Football FanCast columnist Jon Wotton wonders if supporters believe that scrapping reserve team football has proved a good thing for Spurs.
The decision by Spurs to scrap their reserve team citing that it would be in the young players best interests to sample first team football elsewhere, was met with contrasting views. Some saw the benefit of such a practice and felt the chance to play competitive football would prove more valuable than the rather mundane reserve fixtures, while others felt that it was important to maintain it as not only did it keep the second string in and around the first team, but it provided a vehicle for injured players to start their rehabilitation.
To be honest, like most things Tottenham, they have been on the money with all their decisions and the lack of reserve team football hasn't caused much of a problem in terms of players getting the games, as the club have been able to organise friendly matches at the drop of the hat, as predicted.

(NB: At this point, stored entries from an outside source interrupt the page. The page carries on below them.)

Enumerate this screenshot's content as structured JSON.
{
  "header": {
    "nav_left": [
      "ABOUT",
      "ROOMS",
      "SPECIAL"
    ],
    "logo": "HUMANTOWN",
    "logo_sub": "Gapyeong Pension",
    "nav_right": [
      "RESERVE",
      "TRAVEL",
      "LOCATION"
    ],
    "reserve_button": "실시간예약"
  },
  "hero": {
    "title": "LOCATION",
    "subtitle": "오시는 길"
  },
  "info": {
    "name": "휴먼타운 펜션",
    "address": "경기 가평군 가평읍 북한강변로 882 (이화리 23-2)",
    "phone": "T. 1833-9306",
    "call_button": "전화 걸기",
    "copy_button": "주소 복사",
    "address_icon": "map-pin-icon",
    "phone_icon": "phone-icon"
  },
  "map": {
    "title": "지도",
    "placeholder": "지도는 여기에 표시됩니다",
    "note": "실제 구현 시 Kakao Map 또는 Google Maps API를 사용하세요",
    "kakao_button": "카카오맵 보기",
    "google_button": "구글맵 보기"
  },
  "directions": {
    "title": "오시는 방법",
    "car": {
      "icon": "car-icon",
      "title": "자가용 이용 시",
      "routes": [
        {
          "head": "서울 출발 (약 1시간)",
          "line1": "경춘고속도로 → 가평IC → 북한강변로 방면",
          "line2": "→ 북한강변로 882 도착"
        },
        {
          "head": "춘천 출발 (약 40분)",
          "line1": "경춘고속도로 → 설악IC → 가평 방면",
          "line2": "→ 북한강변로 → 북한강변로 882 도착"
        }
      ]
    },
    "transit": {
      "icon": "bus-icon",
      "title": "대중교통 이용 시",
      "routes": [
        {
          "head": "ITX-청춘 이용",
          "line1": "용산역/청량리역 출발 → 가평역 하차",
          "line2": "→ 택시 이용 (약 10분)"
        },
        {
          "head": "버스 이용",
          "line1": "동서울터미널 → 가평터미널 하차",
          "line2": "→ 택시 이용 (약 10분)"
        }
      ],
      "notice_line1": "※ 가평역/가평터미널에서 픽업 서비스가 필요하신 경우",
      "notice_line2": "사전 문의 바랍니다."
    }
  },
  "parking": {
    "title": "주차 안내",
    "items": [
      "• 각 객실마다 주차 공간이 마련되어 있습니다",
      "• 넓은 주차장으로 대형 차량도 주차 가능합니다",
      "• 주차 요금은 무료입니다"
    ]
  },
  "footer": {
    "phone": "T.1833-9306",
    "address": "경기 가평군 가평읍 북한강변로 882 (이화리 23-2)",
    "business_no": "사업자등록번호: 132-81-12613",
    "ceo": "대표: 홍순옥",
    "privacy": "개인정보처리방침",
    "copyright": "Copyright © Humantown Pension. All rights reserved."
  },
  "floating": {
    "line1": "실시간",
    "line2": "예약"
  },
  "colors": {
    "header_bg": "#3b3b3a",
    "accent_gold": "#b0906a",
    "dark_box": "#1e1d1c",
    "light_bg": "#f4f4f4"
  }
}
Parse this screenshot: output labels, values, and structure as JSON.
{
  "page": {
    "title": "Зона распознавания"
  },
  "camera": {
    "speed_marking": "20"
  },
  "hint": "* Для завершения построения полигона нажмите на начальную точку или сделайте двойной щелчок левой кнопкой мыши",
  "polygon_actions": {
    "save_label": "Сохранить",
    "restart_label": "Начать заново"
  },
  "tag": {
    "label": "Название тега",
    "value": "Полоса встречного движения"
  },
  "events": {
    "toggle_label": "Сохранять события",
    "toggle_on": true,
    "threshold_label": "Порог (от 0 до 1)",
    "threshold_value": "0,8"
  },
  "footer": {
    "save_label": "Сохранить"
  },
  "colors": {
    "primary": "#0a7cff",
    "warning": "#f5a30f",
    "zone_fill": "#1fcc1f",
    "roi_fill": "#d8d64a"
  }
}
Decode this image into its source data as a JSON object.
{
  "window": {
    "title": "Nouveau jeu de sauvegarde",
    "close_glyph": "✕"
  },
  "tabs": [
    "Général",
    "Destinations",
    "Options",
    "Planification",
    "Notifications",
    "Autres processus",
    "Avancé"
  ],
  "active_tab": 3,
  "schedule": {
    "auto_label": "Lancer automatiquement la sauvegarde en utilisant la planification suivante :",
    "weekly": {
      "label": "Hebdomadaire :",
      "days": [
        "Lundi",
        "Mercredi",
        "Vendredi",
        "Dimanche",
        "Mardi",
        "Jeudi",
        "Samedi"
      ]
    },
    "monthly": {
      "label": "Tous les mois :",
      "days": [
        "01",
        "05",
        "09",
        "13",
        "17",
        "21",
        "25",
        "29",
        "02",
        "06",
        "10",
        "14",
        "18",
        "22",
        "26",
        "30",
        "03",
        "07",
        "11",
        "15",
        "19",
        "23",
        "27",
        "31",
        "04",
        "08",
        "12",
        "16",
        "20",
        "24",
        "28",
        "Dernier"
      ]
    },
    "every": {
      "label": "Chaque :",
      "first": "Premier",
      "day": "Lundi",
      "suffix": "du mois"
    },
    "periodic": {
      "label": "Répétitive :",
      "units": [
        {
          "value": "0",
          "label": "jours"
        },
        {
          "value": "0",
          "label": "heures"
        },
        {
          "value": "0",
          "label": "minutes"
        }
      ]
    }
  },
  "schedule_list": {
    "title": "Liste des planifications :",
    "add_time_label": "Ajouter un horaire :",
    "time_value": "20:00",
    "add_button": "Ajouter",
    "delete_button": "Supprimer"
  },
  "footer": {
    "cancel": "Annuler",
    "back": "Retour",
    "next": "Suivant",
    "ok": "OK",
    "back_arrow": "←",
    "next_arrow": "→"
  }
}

While my own personal view sees all the merits of the disbandment of the reserve team, my only fear is the reaction of the players when they return. Playing regular football, no matter what the level, is what they want to do and there are very few players I have seen, not only at Spurs, but other clubs as well, who are happy to then return back and be content with fighting for a place in the starting squad. While I'm sure the likes of Ryan Mason, Andros Townsend or Jonathan Obika may be happy to rejoin the ranks in the hope of making a breakthrough to the first squad, could the same be said of Jamie O'Hara for example, when he returns from Pompey; will he be getting itchy feet after having a regular taste for it on the South Coast? It is a potential double edged sword and time will tell whether the policy will have an adverse effect on the more senior loanees. Would Spurs be wise to bring the likes of O'Hara back in January before he gets too comfy?